Потом мы выпустили отчёт, в котором резюмировали, что большие фонды — это зло, что они понижают потенциальную доходность инвесторов и раздувают оценки компаний. После чего увидели кризис, связанный с WeWork, и всю эту историю с Softbank.

В отчёте за прошлый год мы наблюдали тренды, которые говорили, что надо инвестировать в HumanTech, EdTech и E-Sports. Во всех этих сегментах мы в итоге увидели взрывной рост.

 — Среди трендов, которые вы прогнозировали, был ещё и рост рынка искусства. Но рынок искусства упал в этом году.

— Смотрите, так как мы рассматривали сегмент инвестиций в HumanTech, мы искали сегменты, где есть схожие паттерны. И инвестиции в современное искусство, как нам показалось, в чём-то очень похожи на венчур. С той только разницей, что арт не имеет такого потенциала масштабирования, как технологические компании. А все остальные паттерны очень похожи. Это инвестиции в создание будущей стоимости, а не в существующую стоимость.
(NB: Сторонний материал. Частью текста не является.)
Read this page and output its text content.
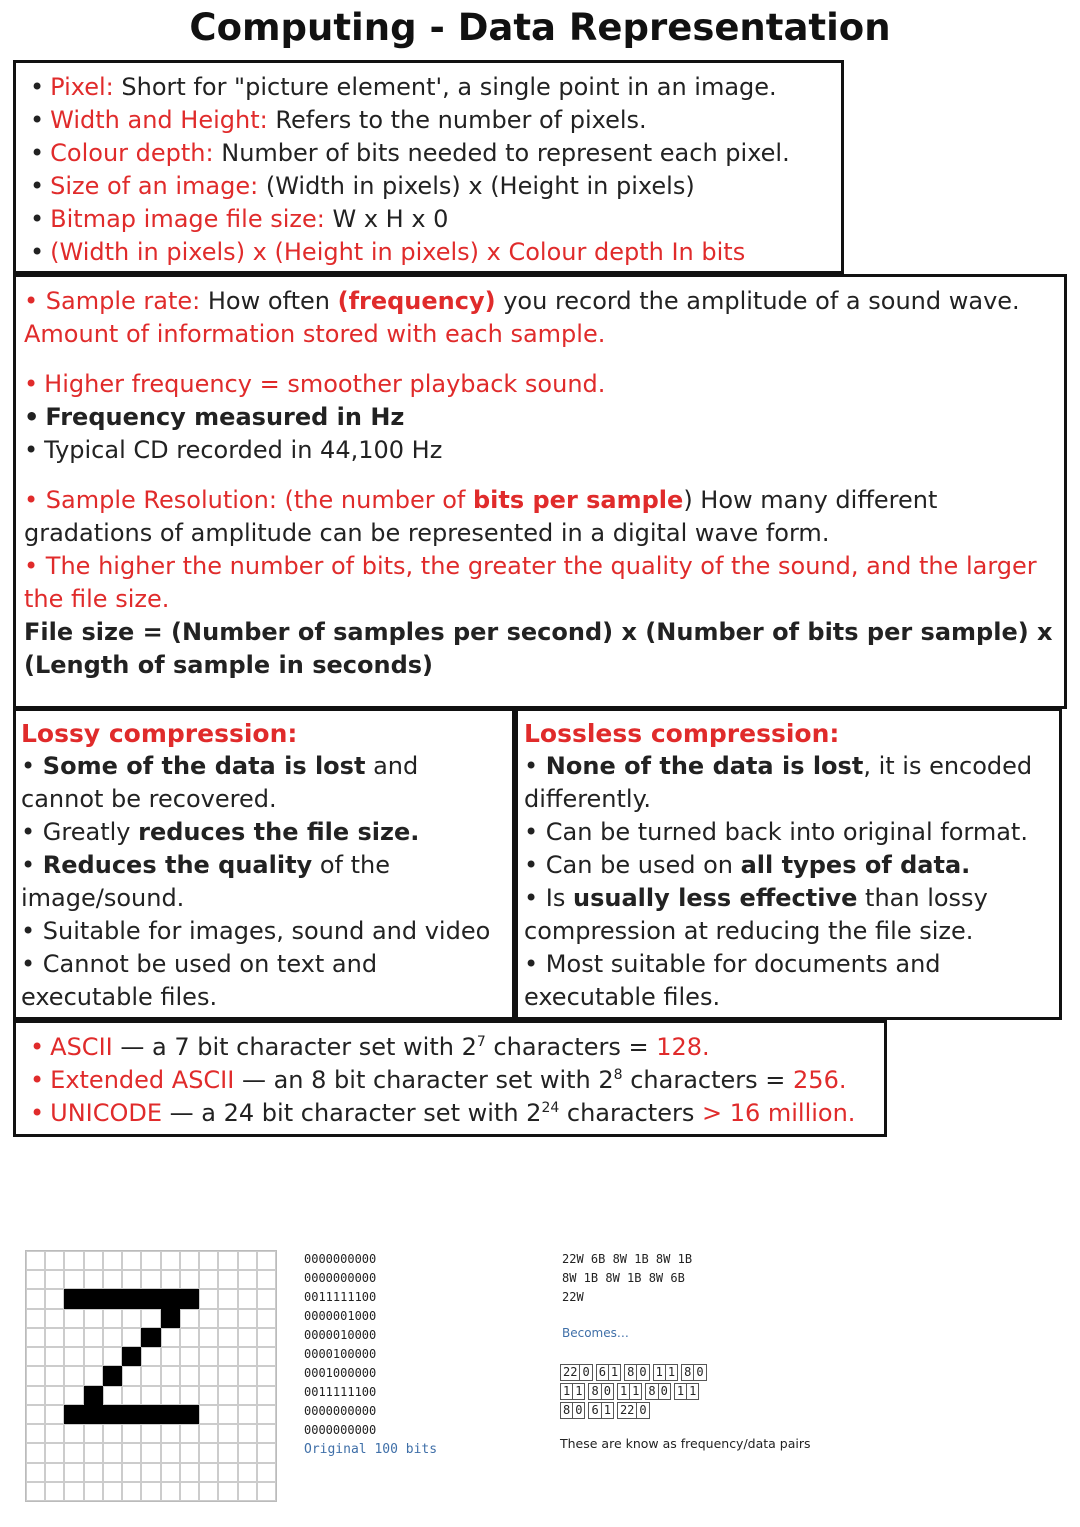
Computing - Data Representation
• Pixel: Short for "picture element', a single point in an image.
• Width and Height: Refers to the number of pixels.
• Colour depth: Number of bits needed to represent each pixel.
• Size of an image: (Width in pixels) x (Height in pixels)
• Bitmap image file size: W x H x 0
• (Width in pixels) x (Height in pixels) x Colour depth In bits
• Sample rate: How often (frequency) you record the amplitude of a sound wave. Amount of information stored with each sample.
• Higher frequency = smoother playback sound.
• Frequency measured in Hz
• Typical CD recorded in 44,100 Hz
• Sample Resolution: (the number of bits per sample) How many different gradations of amplitude can be represented in a digital wave form.
• The higher the number of bits, the greater the quality of the sound, and the larger the file size.
File size = (Number of samples per second) x (Number of bits per sample) x (Length of sample in seconds)
Lossy compression:
• Some of the data is lost and cannot be recovered.
• Greatly reduces the file size.
• Reduces the quality of the image/sound.
• Suitable for images, sound and video
• Cannot be used on text and executable files.
Lossless compression:
• None of the data is lost, it is encoded differently.
• Can be turned back into original format.
• Can be used on all types of data.
• Is usually less effective than lossy compression at reducing the file size.
• Most suitable for documents and executable files.
• ASCII — a 7 bit character set with $2^7$ characters = 128.
• Extended ASCII — an 8 bit character set with $2^8$ characters = 256.
• UNICODE — a 24 bit character set with $2^{24}$ characters > 16 million.
0000000000
0000000000
0011111100
0000001000
0000010000
0000100000
0001000000
0011111100
0000000000
0000000000
Original 100 bits
22W 6B 8W 1B 8W 1B
8W 1B 8W 1B 8W 6B
22W
Becomes…
22 0 6 1 8 0 1 1 8 0
1 1 8 0 1 1 8 0 1 1
8 0 6 1 22 0
These are know as frequency/data pairs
Рынок упал очень сильно, причём, как ни странно, даже продажи онлайн. Хотя все говорили, что пандемия сыграет на руку онлайн-платформам, которые продают искусство. Всё-таки в арте очень важна возможность пообщаться, смазка между игроками рынка, дилерами, теми, кто пишет об искусстве, самими художниками. Все эти мероприятия, кипение, обмен флюидами, энергетикой — это провоцирует покупки и рост рынка. Сейчас ничего нет, поэтому рынок в некой стагнации.

— Готовы ли вы сейчас спрогнозировать, куда стоит инвестировать в следующем году?

— Прогнозы, которые мы делаем, скорее, не отраслевые — инвестируйте туда или туда, — мы, скорее, просто делимся трендами, за которыми наблюдаем в течение года.

Я думаю, что самые большие изменения произойдут в медтехе. Системы здравоохранения по всему миру показали неготовность к кризисам. Очевидно, что туда пришли и деньги, и внимание государственных органов, и люди стали более бережно относиться к своему здоровью.